Director: George Lucas
Starring: Mark Hamill, Carrie Fisher, Harrison Ford
George Lucas created what is arguably the most iconic franchise ever when he introduced the world to the ‘Star Wars’ series. I’m just gutted I missed the first wave back in the 70s. What I would give to be there, among that generation who were so privileged to enjoy ‘A New Hope’ with no idea as to the phenomenon which would follow. Admittedly, I compensated for this with an abundance of enthusiasm as a child in the 90s. I must have been about six years old when my auntie – who introduced me to so many films as a youngster – took me to the cinema to see this film, and I was instantly hooked. I quickly accrued a formidable collection of toys, Pogs (remember those), costumes and of course, the hallowed lightsaber. I watched the original trilogy over and over so many times through my childhood. Now, with ‘The Force Awakens’ getting closer and closer, I decided to revisit the trilogy for the first time in around 14 years.

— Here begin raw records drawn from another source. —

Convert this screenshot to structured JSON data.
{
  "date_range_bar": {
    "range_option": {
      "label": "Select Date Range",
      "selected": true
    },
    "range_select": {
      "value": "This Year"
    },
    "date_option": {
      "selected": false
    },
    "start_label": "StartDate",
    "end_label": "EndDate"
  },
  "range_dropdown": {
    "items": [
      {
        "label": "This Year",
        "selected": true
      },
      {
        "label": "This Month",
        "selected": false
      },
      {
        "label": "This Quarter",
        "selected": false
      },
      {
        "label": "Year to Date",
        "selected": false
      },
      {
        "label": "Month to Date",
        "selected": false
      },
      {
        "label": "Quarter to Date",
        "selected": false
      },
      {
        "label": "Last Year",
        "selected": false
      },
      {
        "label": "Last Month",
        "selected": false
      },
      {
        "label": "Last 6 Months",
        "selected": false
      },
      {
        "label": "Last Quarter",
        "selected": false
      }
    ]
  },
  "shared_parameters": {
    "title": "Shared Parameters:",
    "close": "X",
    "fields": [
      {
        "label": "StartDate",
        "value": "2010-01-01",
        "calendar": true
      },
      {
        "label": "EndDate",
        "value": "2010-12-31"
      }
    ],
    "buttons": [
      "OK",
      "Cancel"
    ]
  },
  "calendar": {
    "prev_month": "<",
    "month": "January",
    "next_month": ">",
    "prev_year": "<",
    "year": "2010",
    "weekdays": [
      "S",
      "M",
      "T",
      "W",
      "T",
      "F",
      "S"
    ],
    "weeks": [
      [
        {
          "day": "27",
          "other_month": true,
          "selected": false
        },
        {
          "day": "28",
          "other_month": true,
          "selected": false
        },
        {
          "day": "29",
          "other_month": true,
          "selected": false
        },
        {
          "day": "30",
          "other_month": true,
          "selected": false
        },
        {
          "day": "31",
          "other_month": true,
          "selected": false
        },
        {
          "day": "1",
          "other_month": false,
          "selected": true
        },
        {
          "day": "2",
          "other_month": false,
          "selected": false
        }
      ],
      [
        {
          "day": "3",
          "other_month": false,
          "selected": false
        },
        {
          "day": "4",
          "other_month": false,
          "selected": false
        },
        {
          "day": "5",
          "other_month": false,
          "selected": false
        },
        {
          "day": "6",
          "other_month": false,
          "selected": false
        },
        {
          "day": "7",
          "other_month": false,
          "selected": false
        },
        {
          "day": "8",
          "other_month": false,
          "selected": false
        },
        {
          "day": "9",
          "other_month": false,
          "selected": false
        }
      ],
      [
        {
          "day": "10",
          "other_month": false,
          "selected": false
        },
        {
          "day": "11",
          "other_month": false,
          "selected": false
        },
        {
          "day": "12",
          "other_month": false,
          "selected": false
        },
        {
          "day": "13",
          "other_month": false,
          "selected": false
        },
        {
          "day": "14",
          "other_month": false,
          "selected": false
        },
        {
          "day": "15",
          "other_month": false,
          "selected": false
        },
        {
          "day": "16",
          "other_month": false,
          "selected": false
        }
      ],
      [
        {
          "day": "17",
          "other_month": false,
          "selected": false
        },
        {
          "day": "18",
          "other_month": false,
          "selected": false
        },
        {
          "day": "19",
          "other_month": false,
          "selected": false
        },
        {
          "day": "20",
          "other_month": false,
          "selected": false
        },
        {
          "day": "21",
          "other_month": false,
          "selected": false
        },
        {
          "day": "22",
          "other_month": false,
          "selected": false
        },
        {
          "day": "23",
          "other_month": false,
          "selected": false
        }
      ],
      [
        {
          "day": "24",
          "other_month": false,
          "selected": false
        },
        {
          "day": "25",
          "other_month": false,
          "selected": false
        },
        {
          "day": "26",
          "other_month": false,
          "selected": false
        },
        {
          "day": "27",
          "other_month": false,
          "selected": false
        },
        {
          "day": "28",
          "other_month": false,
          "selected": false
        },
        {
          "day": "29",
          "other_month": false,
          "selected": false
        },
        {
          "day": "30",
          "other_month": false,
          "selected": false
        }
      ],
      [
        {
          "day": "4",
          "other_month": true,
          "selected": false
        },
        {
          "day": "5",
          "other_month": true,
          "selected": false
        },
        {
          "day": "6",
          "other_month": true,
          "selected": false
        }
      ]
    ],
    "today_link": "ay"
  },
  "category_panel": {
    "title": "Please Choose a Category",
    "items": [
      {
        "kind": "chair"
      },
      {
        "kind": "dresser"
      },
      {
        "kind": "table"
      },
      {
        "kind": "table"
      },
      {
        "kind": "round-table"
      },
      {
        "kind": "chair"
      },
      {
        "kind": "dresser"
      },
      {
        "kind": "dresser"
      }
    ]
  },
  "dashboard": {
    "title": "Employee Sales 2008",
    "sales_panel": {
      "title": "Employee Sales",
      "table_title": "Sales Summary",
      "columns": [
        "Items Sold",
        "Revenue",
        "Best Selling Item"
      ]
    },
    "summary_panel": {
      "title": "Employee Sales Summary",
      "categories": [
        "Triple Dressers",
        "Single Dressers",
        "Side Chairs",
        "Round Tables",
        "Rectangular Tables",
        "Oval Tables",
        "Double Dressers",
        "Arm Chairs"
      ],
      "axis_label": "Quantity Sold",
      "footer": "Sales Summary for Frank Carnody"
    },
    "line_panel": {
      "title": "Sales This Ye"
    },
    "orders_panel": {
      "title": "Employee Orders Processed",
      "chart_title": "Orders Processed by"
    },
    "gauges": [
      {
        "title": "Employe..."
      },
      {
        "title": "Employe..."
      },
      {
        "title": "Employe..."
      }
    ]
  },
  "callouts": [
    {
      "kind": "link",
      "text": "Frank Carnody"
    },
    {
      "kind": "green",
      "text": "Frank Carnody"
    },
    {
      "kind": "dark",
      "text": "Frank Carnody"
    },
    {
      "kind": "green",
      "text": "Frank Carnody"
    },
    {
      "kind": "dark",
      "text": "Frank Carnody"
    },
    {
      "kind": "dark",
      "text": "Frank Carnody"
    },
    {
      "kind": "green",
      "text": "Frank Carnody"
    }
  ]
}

In a galaxy far, far away…an evil emperor has taken over, and equipped with his colossal Death Star, rules the galaxy with fear and ruthless intimidation. Princess Leia (Carrie Fisher), of the Rebel Alliance, has stolen crucial plans to the Death Star and stored them in an R2-D2 droid unit, who she sends to find the mystical Ob-Wan Kenobi (Alec Guiness) along with a plea for help. When the young farmhand, Luke Skywalker (Mark Hamill) finds the droid, he is caught up in the rescue mission and helps lead the fight against the Empire and the menacing Darth Vader.
Mark Hamill is just like any moody teenager, but he soon perks up with the promise of fighting evil and becoming a hero. A little too enthusiastic if anything, with Luke toeing the line between endearing and overwhelmingly cheesy. As Princess Leia, Carrie Fisher is the perfect heroine and idol to the female demographic; a character with bags of attitude and a strong sense of control over her male accomplices. Completing the Harry Potter-esque love triangle of heroes is Harrison Ford, who brings humour and an odd likeability to the cocky pilot Han Solo. He’s got a pretty cool spaceship too.
It is just so uplifting to hear that familiar title music, the sounds of the galaxy and its various spaceships whizzing by. After a disastrous hour spent watching ‘The Matrix’ (don’t get me started), trusty, old ‘Star Wars’ was just what I needed. Guaranteed enjoyment every time. It is just plain and simple entertainment but at the same time, a film which has it all; action, adventure, a bit of humour and a bit of violence and chaos. The special effects might not be premium quality in comparison to the wonders of today’s cinema, but to achieve what they did in 1977 is truly awe-inspiring. And at the end of the day, what does it matter? The proof is in the lightsabers, they may not be convincing, but neither are those wrapping paper tubes we all used to swing around and play pretend with.
I have always said that any film which has an antagonist character, finds its success or failure in the standard of its villain. And they don’t come much better than Darth Vader. The Sith lord is literally the perfect, most fearsome villain the cinematic world has ever seen. In addition to the mighty Vader, you get loveable heroes, a fantastical world of adventure and iconic moments which are treasured by so many people the world over.
To say ‘A New Hope’ is the worst of the original trilogy feels sacrilegious, better to say it’s the “least amazing”. I enjoy these films just as much today as I did when I was a six year old boy first discovering the galaxy George Lucas created for us, and we certainly owe the man a great deal for THE film series of not just one generation, but every generation since. This is the magical film where it all started, and will always be a precious landmark in my cinematic history.